Después de un aterrizaje con mucha suerte, tome un bolso donde estaba la documentación y un arma que había encontrado en la quinta. El calor era abrasador, la ansiedad de ver el oro y el miedo de encontrar a Abelardo aumentaban. Fuimos caminando hacia lo que parecía ser la estación de trenes. Allí esperamos. Todos estaban advertidos sobre Abelardo y por eso mirábamos permanentemente alrededor. A lo lejos empezó a distinguirse el tren que se acercaba, la tensión, nuestra tensión era total. Al detenerse, me acerque al maletero y le expliqué que debía retirar unos bolsos. El guarda me pidió documentos que observó con detenimiento. Afirmó con la cabeza y giró para tomar los bolsos. Al bajarlos siento una explosión y como si me mordieran una parte del trasero. Desde adentro del tren nos estaban disparando. Empiezo a correr y distingo entre la polvareda que “Búho” y Camacho se encontraban en el suelo. No podía mas, mi pierna estaba perdiendo sangre, caigo al suelo y veo que maletero estaba ileso. Abelardo seguía disparando. Entonces aparece el ingles con la nariz blanca y una ametralladora en la mano disparando sin control. Una de las balas despedidas consigue matar a Abelardo y al maletero mientras intentaba huir pero en su locura mata al maquinista, a uno que otro de los pasajeros, a una moza y a dos “caras chatas” que bajaron a orinar. Levante la cabeza cuando cesaron los tiros. Con un enorme esfuerzo me acerque a Camacho que agonizaba y se reía no sé por que razón, quizás era protagonista de una película, esta vez. A su lado el “Búho” yacía en el suelo rematado por todas las balas que se habían disparado. Al girar observo que el ingles cargaba los bolsos y corría a toda velocidad gritándome que le ayudara y lo siguiera hasta el avión.

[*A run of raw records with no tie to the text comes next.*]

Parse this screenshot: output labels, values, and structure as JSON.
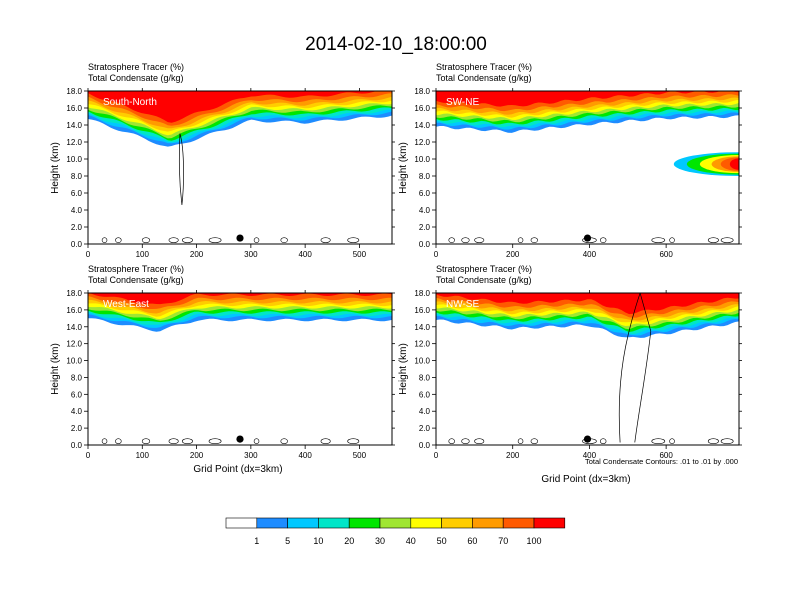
{
  "title": "2014-02-10_18:00:00",
  "panels": [
    {
      "header_line1": "Stratosphere Tracer   (%)",
      "header_line2": "Total Condensate   (g/kg)",
      "label": "South-North",
      "ylabel": "Height (km)",
      "yticks": [
        "0.0",
        "2.0",
        "4.0",
        "6.0",
        "8.0",
        "10.0",
        "12.0",
        "14.0",
        "16.0",
        "18.0"
      ],
      "xticks": [
        {
          "v": 0,
          "t": "0"
        },
        {
          "v": 100,
          "t": "100"
        },
        {
          "v": 200,
          "t": "200"
        },
        {
          "v": 300,
          "t": "300"
        },
        {
          "v": 400,
          "t": "400"
        },
        {
          "v": 500,
          "t": "500"
        }
      ]
    },
    {
      "header_line1": "Stratosphere Tracer   (%)",
      "header_line2": "Total Condensate   (g/kg)",
      "label": "SW-NE",
      "ylabel": "Height (km)",
      "yticks": [
        "0.0",
        "2.0",
        "4.0",
        "6.0",
        "8.0",
        "10.0",
        "12.0",
        "14.0",
        "16.0",
        "18.0"
      ],
      "xticks": [
        {
          "v": 0,
          "t": "0"
        },
        {
          "v": 200,
          "t": "200"
        },
        {
          "v": 400,
          "t": "400"
        },
        {
          "v": 600,
          "t": "600"
        }
      ]
    },
    {
      "header_line1": "Stratosphere Tracer   (%)",
      "header_line2": "Total Condensate   (g/kg)",
      "label": "West-East",
      "ylabel": "Height (km)",
      "xlabel": "Grid Point (dx=3km)",
      "yticks": [
        "0.0",
        "2.0",
        "4.0",
        "6.0",
        "8.0",
        "10.0",
        "12.0",
        "14.0",
        "16.0",
        "18.0"
      ],
      "xticks": [
        {
          "v": 0,
          "t": "0"
        },
        {
          "v": 100,
          "t": "100"
        },
        {
          "v": 200,
          "t": "200"
        },
        {
          "v": 300,
          "t": "300"
        },
        {
          "v": 400,
          "t": "400"
        },
        {
          "v": 500,
          "t": "500"
        }
      ]
    },
    {
      "header_line1": "Stratosphere Tracer   (%)",
      "header_line2": "Total Condensate   (g/kg)",
      "label": "NW-SE",
      "ylabel": "Height (km)",
      "xlabel": "Grid Point (dx=3km)",
      "footnote": "Total Condensate Contours: .01 to .01 by .000",
      "yticks": [
        "0.0",
        "2.0",
        "4.0",
        "6.0",
        "8.0",
        "10.0",
        "12.0",
        "14.0",
        "16.0",
        "18.0"
      ],
      "xticks": [
        {
          "v": 0,
          "t": "0"
        },
        {
          "v": 200,
          "t": "200"
        },
        {
          "v": 400,
          "t": "400"
        },
        {
          "v": 600,
          "t": "600"
        }
      ]
    }
  ],
  "colorbar": {
    "labels": [
      "1",
      "5",
      "10",
      "20",
      "30",
      "40",
      "50",
      "60",
      "70",
      "100"
    ],
    "colors": [
      "#ffffff",
      "#1e8cff",
      "#00c8ff",
      "#00e6c8",
      "#00e600",
      "#a0e632",
      "#ffff00",
      "#ffcd00",
      "#ff9b00",
      "#ff5a00",
      "#ff0000"
    ]
  },
  "chart_data": [
    {
      "type": "heatmap",
      "label": "South-North",
      "ylabel": "Height (km)",
      "ylim": [
        0,
        18
      ],
      "xlim": [
        0,
        560
      ],
      "contour_field": "Stratosphere Tracer (%)",
      "line_contour_field": "Total Condensate (g/kg)",
      "tropopause_base_km_approx": [
        {
          "x": 0,
          "z": 14.7
        },
        {
          "x": 100,
          "z": 12.5
        },
        {
          "x": 150,
          "z": 11.3
        },
        {
          "x": 300,
          "z": 14.5
        },
        {
          "x": 400,
          "z": 14.3
        },
        {
          "x": 560,
          "z": 15.1
        }
      ],
      "condensate_contour_x_km": [
        {
          "x": 173,
          "z_top": 13.0,
          "z_bottom": 4.6
        }
      ],
      "marker_x": 280
    },
    {
      "type": "heatmap",
      "label": "SW-NE",
      "ylabel": "Height (km)",
      "ylim": [
        0,
        18
      ],
      "xlim": [
        0,
        790
      ],
      "tropopause_base_km_approx": [
        {
          "x": 0,
          "z": 13.8
        },
        {
          "x": 200,
          "z": 13.2
        },
        {
          "x": 400,
          "z": 14.1
        },
        {
          "x": 600,
          "z": 14.8
        },
        {
          "x": 790,
          "z": 15.0
        }
      ],
      "intrusion": {
        "x_start": 620,
        "x_end": 790,
        "z_low": 8.0,
        "z_high": 10.8
      },
      "marker_x": 395
    },
    {
      "type": "heatmap",
      "label": "West-East",
      "ylabel": "Height (km)",
      "xlabel": "Grid Point (dx=3km)",
      "ylim": [
        0,
        18
      ],
      "xlim": [
        0,
        560
      ],
      "tropopause_base_km_approx": [
        {
          "x": 0,
          "z": 15.0
        },
        {
          "x": 130,
          "z": 13.5
        },
        {
          "x": 200,
          "z": 14.8
        },
        {
          "x": 560,
          "z": 14.8
        }
      ],
      "marker_x": 280
    },
    {
      "type": "heatmap",
      "label": "NW-SE",
      "ylabel": "Height (km)",
      "xlabel": "Grid Point (dx=3km)",
      "ylim": [
        0,
        18
      ],
      "xlim": [
        0,
        790
      ],
      "tropopause_base_km_approx": [
        {
          "x": 0,
          "z": 14.8
        },
        {
          "x": 200,
          "z": 13.8
        },
        {
          "x": 400,
          "z": 14.2
        },
        {
          "x": 500,
          "z": 12.6
        },
        {
          "x": 600,
          "z": 13.2
        },
        {
          "x": 790,
          "z": 14.5
        }
      ],
      "condensate_contours": "deep convective column near x≈480–560 from 0 to 18 km",
      "marker_x": 395
    }
  ]
}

- Es la única forma de salir de aquí – dijo- El tren esta lleno de testigos de la matanza.
Una vez adentro me indicó que me agarrara con fuerza ya que el despegue sería violento e inseguro. Del motor se desprendían ruidos y humo, daba la sensación de tener piezas sueltas. Me encontré pensando que por milagro estábamos volando. El ingles reía, de repente se pone serio.

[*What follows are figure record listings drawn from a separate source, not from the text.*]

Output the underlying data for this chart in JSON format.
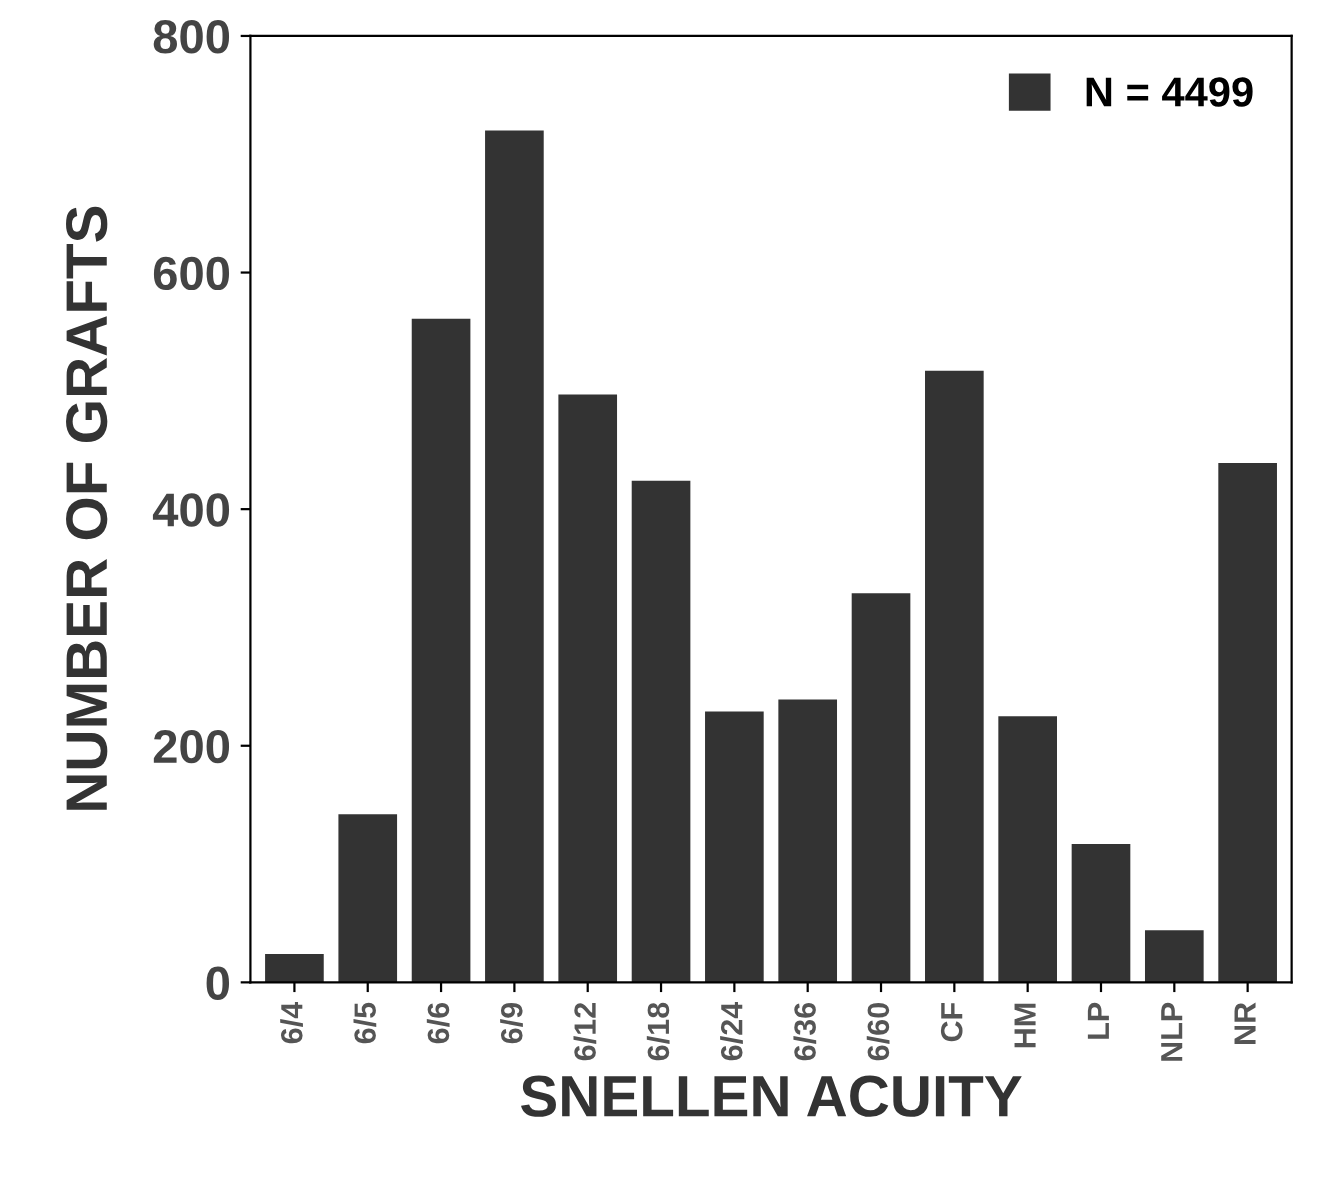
{
  "chart_data": {
    "type": "bar",
    "xlabel": "SNELLEN ACUITY",
    "ylabel": "NUMBER OF GRAFTS",
    "categories": [
      "6/4",
      "6/5",
      "6/6",
      "6/9",
      "6/12",
      "6/18",
      "6/24",
      "6/36",
      "6/60",
      "CF",
      "HM",
      "LP",
      "NLP",
      "NR"
    ],
    "series": [
      {
        "name": "N = 4499",
        "color": "#333333",
        "values": [
          24,
          142,
          561,
          720,
          497,
          424,
          229,
          239,
          329,
          517,
          225,
          117,
          44,
          439
        ]
      }
    ],
    "ylim": [
      0,
      800
    ],
    "yticks": [
      0,
      200,
      400,
      600,
      800
    ],
    "legend": "top right",
    "grid": false
  }
}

- Debemos regresar cariño, me olvide la coca.
- ¡No! –dije.
Y entonces su carcajada
- Era un chiste.
Cruzamos la frontera. No tuvimos mayores problemas para vender el oro. El ingles tomo su parte y se marcho. Cada tanto tengo noticias de él y me cuenta que es un pintor famoso.

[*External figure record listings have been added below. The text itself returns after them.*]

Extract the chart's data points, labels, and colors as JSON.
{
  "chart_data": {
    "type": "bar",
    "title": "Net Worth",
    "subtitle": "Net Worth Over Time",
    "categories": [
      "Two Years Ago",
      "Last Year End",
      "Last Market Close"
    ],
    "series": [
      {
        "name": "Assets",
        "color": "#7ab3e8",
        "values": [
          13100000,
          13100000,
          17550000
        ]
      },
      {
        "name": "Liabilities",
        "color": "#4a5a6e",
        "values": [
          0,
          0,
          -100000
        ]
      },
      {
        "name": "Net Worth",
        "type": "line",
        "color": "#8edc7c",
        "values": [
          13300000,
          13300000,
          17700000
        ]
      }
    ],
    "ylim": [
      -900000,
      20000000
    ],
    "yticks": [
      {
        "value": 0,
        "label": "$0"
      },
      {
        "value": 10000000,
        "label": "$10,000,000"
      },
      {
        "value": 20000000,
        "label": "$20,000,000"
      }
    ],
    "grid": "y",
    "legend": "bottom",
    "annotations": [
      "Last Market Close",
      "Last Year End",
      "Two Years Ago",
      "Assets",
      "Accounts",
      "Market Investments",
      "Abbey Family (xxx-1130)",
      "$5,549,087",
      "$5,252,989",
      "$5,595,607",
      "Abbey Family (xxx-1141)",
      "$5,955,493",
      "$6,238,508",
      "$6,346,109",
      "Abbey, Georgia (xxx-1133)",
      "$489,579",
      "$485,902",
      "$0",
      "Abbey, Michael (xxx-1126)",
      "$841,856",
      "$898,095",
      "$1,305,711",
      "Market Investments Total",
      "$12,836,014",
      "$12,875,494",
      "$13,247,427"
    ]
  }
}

Yo me instale en la costa centroamericana y luego de operación en el muslo para extraer la bala aproveche para operarme los senos, hacerme una lipoaspiración y un trasero que se dice es el más elegantes de toda la costa del pacifico. En mi casa de la playa funciona un enorme salón de belleza al que asisten clientes de todo el mundo.
Durante las noches de luna llena camino por la playa y parece que me acompañaran fantasmas... bueno no parece están allí y no necesito contarles quienes son.